Further reading
- P. McGurk, 'Germanici Caesaris Aratea cum scholiis; a new illustrated witness from Wales', National Library of Wales Journal, xviii (1973-4), 197-216.
Reference: NLW MS 735C
The oldest scientific manuscript in the National Library is NLW MS 735C, which contains various Latin texts on astronomy.
The volume, written in Caroline minuscule, consists of two sections, the first (ff. 1-26) copied c. 1000, in the Limoges area of France, probably in the milieu of Adémar de Chabannes (989-1034), whilst the second (ff. 27-50), from a scriptorium in the same region, may be dated c. 1150.
The main text in the older part is the Latin translation by Germanicus (15 BC-19 AD) of the Greek Phaenomena by Aratus of Soli (c. 315-c. 240 BC), which describes the constellations. This is illustrated with a series of remarkable diagrams and coloured drawings reflecting the overlap between myth, astronomy and astrology at this period. The images include a picture of the author being instructed by his Muse (f. 11v), familiar symbols such as a bull for Taurus (f. 18v) and twins for Gemini(f. 17r), as well as a representation of five planets as heads in medallions (f. 21v).

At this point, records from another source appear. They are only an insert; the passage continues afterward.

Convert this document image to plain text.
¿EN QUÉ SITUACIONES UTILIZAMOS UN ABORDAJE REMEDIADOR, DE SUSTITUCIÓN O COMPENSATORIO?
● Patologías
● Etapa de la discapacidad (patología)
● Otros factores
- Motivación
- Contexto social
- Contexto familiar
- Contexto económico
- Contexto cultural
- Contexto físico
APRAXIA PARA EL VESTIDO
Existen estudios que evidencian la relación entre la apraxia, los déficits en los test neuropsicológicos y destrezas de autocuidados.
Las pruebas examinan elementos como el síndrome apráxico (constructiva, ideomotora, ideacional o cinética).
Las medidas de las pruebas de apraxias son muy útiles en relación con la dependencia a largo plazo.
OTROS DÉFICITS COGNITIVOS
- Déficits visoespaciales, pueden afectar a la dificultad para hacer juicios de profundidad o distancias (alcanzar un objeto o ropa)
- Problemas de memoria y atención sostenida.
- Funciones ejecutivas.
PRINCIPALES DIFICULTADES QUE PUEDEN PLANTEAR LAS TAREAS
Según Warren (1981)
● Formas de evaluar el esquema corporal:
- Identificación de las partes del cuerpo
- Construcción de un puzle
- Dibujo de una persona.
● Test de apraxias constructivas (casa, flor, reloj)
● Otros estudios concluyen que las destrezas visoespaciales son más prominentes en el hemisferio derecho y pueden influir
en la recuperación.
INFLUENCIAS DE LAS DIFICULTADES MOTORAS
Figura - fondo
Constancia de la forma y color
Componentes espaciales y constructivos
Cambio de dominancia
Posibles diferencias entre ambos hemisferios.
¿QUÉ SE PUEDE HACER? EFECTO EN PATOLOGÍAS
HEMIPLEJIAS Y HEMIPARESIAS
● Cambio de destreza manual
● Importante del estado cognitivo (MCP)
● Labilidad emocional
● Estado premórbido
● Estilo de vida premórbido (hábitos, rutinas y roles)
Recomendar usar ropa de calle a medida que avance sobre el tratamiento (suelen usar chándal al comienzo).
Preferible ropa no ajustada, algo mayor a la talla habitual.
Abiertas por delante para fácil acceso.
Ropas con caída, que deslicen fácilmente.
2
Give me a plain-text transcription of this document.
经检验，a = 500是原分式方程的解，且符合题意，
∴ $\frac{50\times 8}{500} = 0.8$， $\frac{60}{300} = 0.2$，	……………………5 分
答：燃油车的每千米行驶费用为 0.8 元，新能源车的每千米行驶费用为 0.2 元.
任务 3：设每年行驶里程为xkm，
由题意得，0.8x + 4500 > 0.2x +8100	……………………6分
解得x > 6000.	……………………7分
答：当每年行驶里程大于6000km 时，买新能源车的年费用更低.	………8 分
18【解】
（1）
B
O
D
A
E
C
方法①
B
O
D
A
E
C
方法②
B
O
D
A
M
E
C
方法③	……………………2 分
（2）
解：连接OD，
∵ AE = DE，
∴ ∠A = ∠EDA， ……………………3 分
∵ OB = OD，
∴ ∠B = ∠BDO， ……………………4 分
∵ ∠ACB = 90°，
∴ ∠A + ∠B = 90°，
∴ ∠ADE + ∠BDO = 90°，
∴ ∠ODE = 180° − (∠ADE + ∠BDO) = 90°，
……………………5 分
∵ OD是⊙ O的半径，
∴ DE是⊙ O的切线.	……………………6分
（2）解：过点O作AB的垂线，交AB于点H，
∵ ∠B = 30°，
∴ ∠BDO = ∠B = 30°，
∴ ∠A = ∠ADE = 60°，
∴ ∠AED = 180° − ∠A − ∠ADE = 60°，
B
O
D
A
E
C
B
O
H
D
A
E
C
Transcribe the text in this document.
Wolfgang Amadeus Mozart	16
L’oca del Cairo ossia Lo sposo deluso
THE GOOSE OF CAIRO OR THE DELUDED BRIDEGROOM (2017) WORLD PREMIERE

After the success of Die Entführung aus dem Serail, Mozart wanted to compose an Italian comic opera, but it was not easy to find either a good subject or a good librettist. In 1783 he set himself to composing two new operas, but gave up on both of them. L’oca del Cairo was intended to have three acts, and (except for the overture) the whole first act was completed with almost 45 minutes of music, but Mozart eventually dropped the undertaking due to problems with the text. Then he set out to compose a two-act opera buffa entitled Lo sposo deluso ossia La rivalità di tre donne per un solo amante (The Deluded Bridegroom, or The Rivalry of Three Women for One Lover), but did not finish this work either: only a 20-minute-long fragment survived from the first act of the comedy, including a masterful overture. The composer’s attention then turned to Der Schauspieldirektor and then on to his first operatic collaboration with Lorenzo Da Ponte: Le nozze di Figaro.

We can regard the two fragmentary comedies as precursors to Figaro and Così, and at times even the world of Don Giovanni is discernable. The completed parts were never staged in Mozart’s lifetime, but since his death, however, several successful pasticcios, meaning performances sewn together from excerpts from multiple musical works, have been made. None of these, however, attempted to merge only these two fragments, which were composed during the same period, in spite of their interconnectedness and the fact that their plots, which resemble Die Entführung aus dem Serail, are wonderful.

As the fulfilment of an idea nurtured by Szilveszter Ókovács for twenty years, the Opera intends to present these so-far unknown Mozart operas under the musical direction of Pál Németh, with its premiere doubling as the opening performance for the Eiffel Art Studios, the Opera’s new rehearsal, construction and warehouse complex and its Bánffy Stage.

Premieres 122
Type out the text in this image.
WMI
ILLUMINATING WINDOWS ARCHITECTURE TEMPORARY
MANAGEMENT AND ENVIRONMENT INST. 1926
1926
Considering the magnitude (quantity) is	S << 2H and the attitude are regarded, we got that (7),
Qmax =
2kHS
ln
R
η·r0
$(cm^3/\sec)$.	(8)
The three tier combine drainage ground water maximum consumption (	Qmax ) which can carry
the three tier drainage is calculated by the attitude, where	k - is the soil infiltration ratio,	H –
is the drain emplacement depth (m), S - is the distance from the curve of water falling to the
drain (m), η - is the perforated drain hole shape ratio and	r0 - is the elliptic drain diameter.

The constellations are also illustrated by two drawings of the Southern and Northern Hemispheres (ff. 3v-4r). Other texts include Cicero's Somnium Scipionis (the dream of Scipio), which, with the commentary on it by Macrobius (found here in incomplete form) was extremely influential in the Middle Ages. It gave rise to a number of literary works using the dream as framework, notably the French Roman de la Rose and Le Somme le roi, manuscript copies of which are also found in the Library's collections.
Little is known of the early history of this manuscript. It was rebound in the early seventeenth century, probably in a London workshop, perhaps by the person whose initials, 'T. M.', appear in the blind-tooled decoration. It is listed as no. 11 in a catalogue of the library of Plas Power, Denbighshire, compiled in 1816 by Richard Llwyd, whose note 'Astronomy and very curious' can be seen inside the front cover of the manuscript. It may well have reached Plas Power much earlier, however, for it could be one of 'three or four old manuscripts' referred to in the catalogue made in 1778, and may well have been in the possession of the Welsh lexicographer Thomas Lloyd (c. 1673-1734), who lived out his last years at Plas Power. The volume remained there until 1913, when it was bought by the National Library.